Growing up as a church girl, all my “good friends” or at least the friends I was allowed to hang out with were all from church. One can imagine how expecting a group of church going Ethiopian teens to discuss sex is absurd since we were taught that “talking about sex shows curiosity and curiosity in this topic is bad.” Sure those embarrassing sex-Ed classes I took at school filled a small gap of my curiosity. But for me I needed more than a teacher standing in front of a class to tell me that “having sex was natural as long as I was having safe sex”; I needed to hear that from someone who was doing more than just their job.
It was last year in Brazil that I became more comfortable talking about sex after being enlightened by an American woman I met while there. She talked to me about her sexuality as if she was telling me about her favorite book.

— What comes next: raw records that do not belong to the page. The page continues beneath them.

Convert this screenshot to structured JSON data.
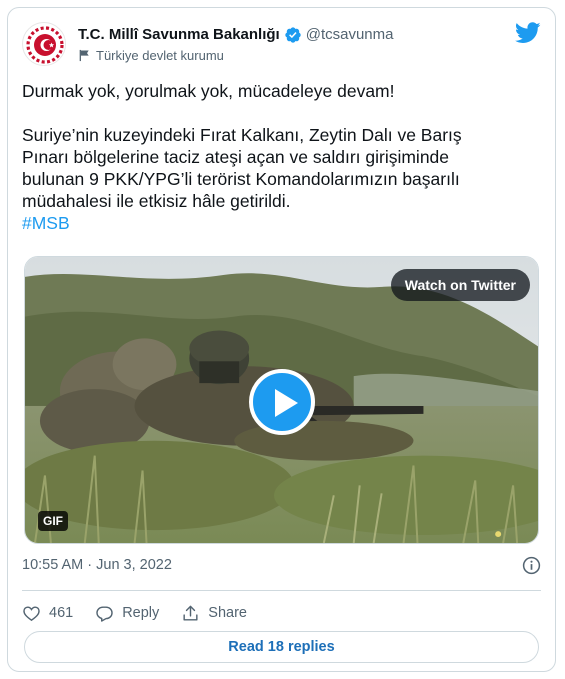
{
  "header": {
    "display_name": "T.C. Millî Savunma Bakanlığı",
    "handle": "@tcsavunma",
    "label": "Türkiye devlet kurumu"
  },
  "tweet": {
    "line1": "Durmak yok, yorulmak yok, mücadeleye devam!",
    "body": "Suriye’nin kuzeyindeki Fırat Kalkanı, Zeytin Dalı ve Barış\nPınarı bölgelerine taciz ateşi açan ve saldırı girişiminde\nbulunan 9 PKK/YPG’li terörist Komandolarımızın başarılı\nmüdahalesi ile etkisiz hâle getirildi.",
    "hashtag": "#MSB"
  },
  "media": {
    "watch_label": "Watch on Twitter",
    "badge": "GIF"
  },
  "meta": {
    "timestamp": "10:55 AM · Jun 3, 2022"
  },
  "actions": {
    "likes": "461",
    "reply_label": "Reply",
    "share_label": "Share"
  },
  "footer": {
    "read_replies": "Read 18 replies"
  },
  "colors": {
    "accent": "#1d9bf0",
    "muted": "#536471"
  },
  "icons": [
    "ministry-logo-icon",
    "verified-badge-icon",
    "government-flag-icon",
    "twitter-bird-icon",
    "play-icon",
    "info-icon",
    "heart-icon",
    "reply-icon",
    "share-icon"
  ]
}
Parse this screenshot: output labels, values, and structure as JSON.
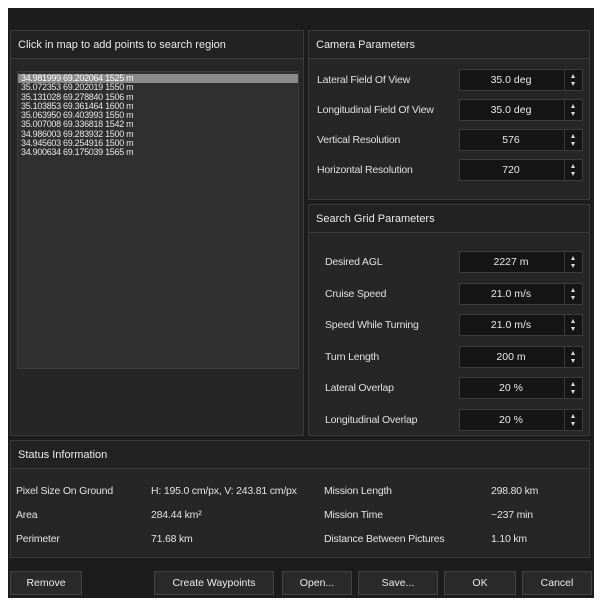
{
  "points_panel": {
    "title": "Click in map to add points to search region",
    "points": [
      "34.981999 69.202064 1525 m",
      "35.072353 69.202019 1550 m",
      "35.131028 69.278840 1506 m",
      "35.103853 69.361464 1600 m",
      "35.063950 69.403993 1550 m",
      "35.007008 69.336818 1542 m",
      "34.986003 69.283932 1500 m",
      "34.945603 69.254916 1500 m",
      "34.900634 69.175039 1565 m"
    ],
    "selected_index": 0
  },
  "camera": {
    "title": "Camera Parameters",
    "fields": [
      {
        "label": "Lateral Field Of View",
        "value": "35.0 deg"
      },
      {
        "label": "Longitudinal Field Of View",
        "value": "35.0 deg"
      },
      {
        "label": "Vertical Resolution",
        "value": "576"
      },
      {
        "label": "Horizontal Resolution",
        "value": "720"
      }
    ]
  },
  "grid": {
    "title": "Search Grid Parameters",
    "fields": [
      {
        "label": "Desired AGL",
        "value": "2227 m"
      },
      {
        "label": "Cruise Speed",
        "value": "21.0 m/s"
      },
      {
        "label": "Speed While Turning",
        "value": "21.0 m/s"
      },
      {
        "label": "Turn Length",
        "value": "200 m"
      },
      {
        "label": "Lateral Overlap",
        "value": "20 %"
      },
      {
        "label": "Longitudinal Overlap",
        "value": "20 %"
      }
    ]
  },
  "status": {
    "title": "Status Information",
    "left": [
      {
        "label": "Pixel Size On Ground",
        "value": "H: 195.0 cm/px, V: 243.81 cm/px"
      },
      {
        "label": "Area",
        "value": "284.44 km²"
      },
      {
        "label": "Perimeter",
        "value": "71.68 km"
      }
    ],
    "right": [
      {
        "label": "Mission Length",
        "value": "298.80 km"
      },
      {
        "label": "Mission Time",
        "value": "~237 min"
      },
      {
        "label": "Distance Between Pictures",
        "value": "1.10 km"
      }
    ]
  },
  "buttons": {
    "remove": "Remove",
    "create_waypoints": "Create Waypoints",
    "open": "Open...",
    "save": "Save...",
    "ok": "OK",
    "cancel": "Cancel"
  }
}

She said “I was in college when I lost my virginity. Now I am smarter about sex and choose to carry a condom with me; you just never know anything can happen. It’s better to be safe than sorry.” she said. “The chances of me pausing having sex to go buy a condom are very slim to none. Why would I even want to put myself in a situation where I might have to risk my health and my future plans because I was too embarrassed to carry a condom? We are sexual beings and instead of being shy about it we need to learn to accept it and work with it”
Nobody had ever talked to me bluntly about sex before. For a while my friends and I joked saying “I am going to invest in some condoms when I returned to the states.” I am not suggesting that people carry around condoms with them everywhere they go nor am I trying to justifying people having sex with whomever or whenever. But I think it’s important for us to accept that we are all sexual beings and instead of trying to avoid this fact. We should learn to approach it and become comfortable talking about it so that it does not build a road block in the life of many young girls who are misguided about their curiosity.